Dispelling Six Myths About Blocked Sites

Tina Barseghian interviews U.S. Department of Education Director of Education Technology Karen Cator and reveals six surprising rules that educators, administrators, parents, and students might not know about website filtering in schools.

  1. Accessing YouTube does not violate CIPA rules. "Absolutely it's not circumventing the rules," Cator says. "The rule is to block inappropriate sites. All sorts of YouTube videos are helpful in explaining complex concepts or telling a story, or for hearing an expert or an authentic voice—they present learning opportunities that are really helpful."
  2. Websites don't have to be blocked for teachers. "Some of the comments I saw online had to do with teachers wondering why they can't access these sites," she says. "They absolutely can. There's nothing that says that sites have to be blocked for adults."

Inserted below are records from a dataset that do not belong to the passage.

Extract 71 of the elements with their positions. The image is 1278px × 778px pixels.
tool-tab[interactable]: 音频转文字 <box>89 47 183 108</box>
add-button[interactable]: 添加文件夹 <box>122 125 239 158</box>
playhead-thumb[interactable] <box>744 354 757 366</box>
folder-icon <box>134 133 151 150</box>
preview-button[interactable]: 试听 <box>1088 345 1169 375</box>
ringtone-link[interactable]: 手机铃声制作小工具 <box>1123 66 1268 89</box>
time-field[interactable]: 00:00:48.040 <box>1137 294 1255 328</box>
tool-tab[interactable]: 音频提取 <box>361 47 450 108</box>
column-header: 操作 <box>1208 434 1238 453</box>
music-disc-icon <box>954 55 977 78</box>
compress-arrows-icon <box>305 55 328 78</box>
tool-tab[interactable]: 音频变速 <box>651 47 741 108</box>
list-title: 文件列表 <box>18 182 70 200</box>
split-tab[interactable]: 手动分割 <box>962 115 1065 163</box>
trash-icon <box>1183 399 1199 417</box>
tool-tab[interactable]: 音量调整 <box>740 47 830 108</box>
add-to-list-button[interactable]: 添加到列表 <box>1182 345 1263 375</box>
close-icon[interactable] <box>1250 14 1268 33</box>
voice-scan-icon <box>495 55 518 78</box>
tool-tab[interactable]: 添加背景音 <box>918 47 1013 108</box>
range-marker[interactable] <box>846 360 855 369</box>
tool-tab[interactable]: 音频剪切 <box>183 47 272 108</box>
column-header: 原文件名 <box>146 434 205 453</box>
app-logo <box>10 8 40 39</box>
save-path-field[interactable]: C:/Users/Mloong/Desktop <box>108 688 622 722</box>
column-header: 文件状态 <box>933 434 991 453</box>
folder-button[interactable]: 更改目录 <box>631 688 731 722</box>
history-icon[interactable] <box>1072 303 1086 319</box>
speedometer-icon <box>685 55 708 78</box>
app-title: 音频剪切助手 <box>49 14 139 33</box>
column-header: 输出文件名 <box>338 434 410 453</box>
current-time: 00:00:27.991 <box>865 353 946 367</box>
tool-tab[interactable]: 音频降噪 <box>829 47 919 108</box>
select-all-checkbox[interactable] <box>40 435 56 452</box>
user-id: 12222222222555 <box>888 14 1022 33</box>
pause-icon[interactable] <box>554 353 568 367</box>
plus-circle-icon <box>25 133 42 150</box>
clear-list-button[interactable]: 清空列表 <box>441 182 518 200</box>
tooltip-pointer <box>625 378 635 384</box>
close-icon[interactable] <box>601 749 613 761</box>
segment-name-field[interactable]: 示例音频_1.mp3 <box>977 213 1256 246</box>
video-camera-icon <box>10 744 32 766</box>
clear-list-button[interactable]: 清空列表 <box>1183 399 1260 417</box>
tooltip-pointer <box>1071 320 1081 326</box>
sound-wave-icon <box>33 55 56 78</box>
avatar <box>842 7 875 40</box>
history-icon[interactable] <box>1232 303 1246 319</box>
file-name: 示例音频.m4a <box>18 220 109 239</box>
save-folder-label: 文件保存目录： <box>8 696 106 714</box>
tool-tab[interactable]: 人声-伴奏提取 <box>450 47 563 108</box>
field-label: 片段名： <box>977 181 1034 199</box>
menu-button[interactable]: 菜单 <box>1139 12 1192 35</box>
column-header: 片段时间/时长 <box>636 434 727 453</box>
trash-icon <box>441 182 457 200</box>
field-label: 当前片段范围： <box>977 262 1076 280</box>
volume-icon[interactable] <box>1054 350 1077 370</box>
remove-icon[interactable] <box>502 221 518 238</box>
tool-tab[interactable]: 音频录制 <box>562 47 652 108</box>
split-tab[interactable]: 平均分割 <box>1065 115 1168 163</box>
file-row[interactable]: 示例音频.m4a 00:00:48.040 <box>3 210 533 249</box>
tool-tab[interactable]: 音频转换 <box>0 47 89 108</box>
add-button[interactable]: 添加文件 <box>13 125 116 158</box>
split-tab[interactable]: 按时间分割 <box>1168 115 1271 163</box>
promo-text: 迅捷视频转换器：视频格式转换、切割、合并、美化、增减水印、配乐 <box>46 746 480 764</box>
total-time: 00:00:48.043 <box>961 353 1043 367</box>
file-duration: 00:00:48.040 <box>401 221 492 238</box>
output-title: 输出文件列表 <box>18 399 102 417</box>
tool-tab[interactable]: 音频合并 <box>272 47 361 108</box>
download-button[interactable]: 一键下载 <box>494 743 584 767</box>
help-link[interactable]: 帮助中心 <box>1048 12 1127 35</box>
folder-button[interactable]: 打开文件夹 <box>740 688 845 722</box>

  3. Broad filters are not helpful. "What we have had is what I consider brute force technologies that shut down wide swaths of the Internet, like all of YouTube, for example. Or they may shut down anything that has anything to do with social media, or anything that is a game," she said. "These broad filters aren't actually very helpful, because we need much more nuanced filtering."
  4. Schools will not lose E-rate funding by unblocking appropriate sites. Cator said she's never heard of a school losing E-rate funding due to allowing appropriate sites blocked by filters.
  5. Kids need to be taught how to be responsible digital citizens. "[We need to] address the topic at school or home in the form of education," Cator says. "How do we educate this generation of young people to be safe online, to be secure online, to protect their personal information, to understand privacy, and how that all plays out when they're in an online space?"
  6. Teachers should be trusted. "If the technology fails us and filters something appropriate and useful, and if teachers in their professional judgment think it's appropriate, they should be able to show it," she said. "Teachers need to impose their professional judgment on materials that are available to their students."